Friday April 22, 2005
Shorts: The Arts
Sherith Israel welcomes liturgical composer
Congregation Sherith Israel in San Francisco will host a Jewish music scholar-in-residence.
Composer Andrea Jill Higgins will participate in Shabbat services 6 p.m. Friday, April 29, at Sherith Israel, 2266 California St., S.F. Also performing will be the synagogue’s volunteer and professional choirs.
The evening features Higgins’ liturgical music.
Higgins has been on the faculty of the Lyric Opera Theater at Arizona State University and is director of music for Temple Solel in Paradise Valley, Ariz. Her works of sacred Jewish music have been part of worship services across the country for years.
Musical memorial at Ner Tamid
The Second Margie Rosenthal Memorial Musicale will be held 2 p.m. Sunday, May 15, at Congregation Ner Tamid, 1250 Quintara St., S.F.
The show stars comedian Archie Barkan in “Yiddish, Yinglish and Borscht.”
It will feature the music of The Larks, Heather Klein and Jonathan Russell and The Klezmer Soul Band.
Congregation Ner Tamid and The Workmen’s Circle are the sponsors. Tickets: $15-$20. Information: (415) 661-3383 or (650) 349-6946.
Songs by j. editor, wife are part of East Bay concerts
Two original songs by Woody Weingarten, managing editor of j., and his wife, Nancy Fox, will be performed in the East Bay as part of two free weekend concerts by the 75-voice Berkeley Broadway Singers.
The chorus director, jazz pianist Ellen Hoffman, said the group will sing “Messages from Mom,” the ultimate Jewish mother’s anthem, and “Too Old to Ingenue,” from the original Weingarten-Fox musical revue, “Touching Up the Gray.”
The composers, who live in San Anselmo, collaborated on the lyrics; Fox wrote the music.
The first choral concert, titled “Unforgettable,” will be at 8 p.m.

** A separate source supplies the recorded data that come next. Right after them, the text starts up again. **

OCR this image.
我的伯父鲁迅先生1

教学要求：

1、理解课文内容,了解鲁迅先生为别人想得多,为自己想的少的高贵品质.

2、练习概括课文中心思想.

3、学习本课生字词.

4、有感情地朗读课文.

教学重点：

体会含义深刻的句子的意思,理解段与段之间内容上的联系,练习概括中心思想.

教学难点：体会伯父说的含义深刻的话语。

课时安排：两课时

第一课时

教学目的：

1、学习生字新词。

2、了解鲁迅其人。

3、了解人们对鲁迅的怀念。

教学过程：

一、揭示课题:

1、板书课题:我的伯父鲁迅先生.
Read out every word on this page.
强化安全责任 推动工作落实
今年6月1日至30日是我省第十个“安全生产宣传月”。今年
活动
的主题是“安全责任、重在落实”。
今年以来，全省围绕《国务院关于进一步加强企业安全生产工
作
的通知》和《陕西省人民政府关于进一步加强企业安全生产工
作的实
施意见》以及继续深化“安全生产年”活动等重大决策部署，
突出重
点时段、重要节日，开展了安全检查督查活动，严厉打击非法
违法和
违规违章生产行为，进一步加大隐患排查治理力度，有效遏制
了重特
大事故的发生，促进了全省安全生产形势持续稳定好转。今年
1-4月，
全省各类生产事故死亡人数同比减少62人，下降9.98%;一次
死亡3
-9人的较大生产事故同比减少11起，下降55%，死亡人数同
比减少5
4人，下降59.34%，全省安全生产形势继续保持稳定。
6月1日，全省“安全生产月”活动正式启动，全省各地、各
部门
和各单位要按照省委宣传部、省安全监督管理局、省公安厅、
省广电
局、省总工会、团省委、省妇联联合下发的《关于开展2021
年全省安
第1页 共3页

Saturday, April 30, at St. Ambrose Church, 1145 Gilman St., Berkeley; the second will be at 4 p.m. Sunday, May 1, at St. Augustine’s Church, 400 Alcatraz Ave., Oakland.
Another song from the duo’s revue, “Love and Joy,” was used by Stagebridge as the finale for an April 9 performance at a care-management convention at Jack London Square in Oakland. Stuart Kandell, who, like Hoffman, is Jewish, has indicated that the group he founded, which performs at many elderly facilities, will include more Weingarten-Fox material in future shows.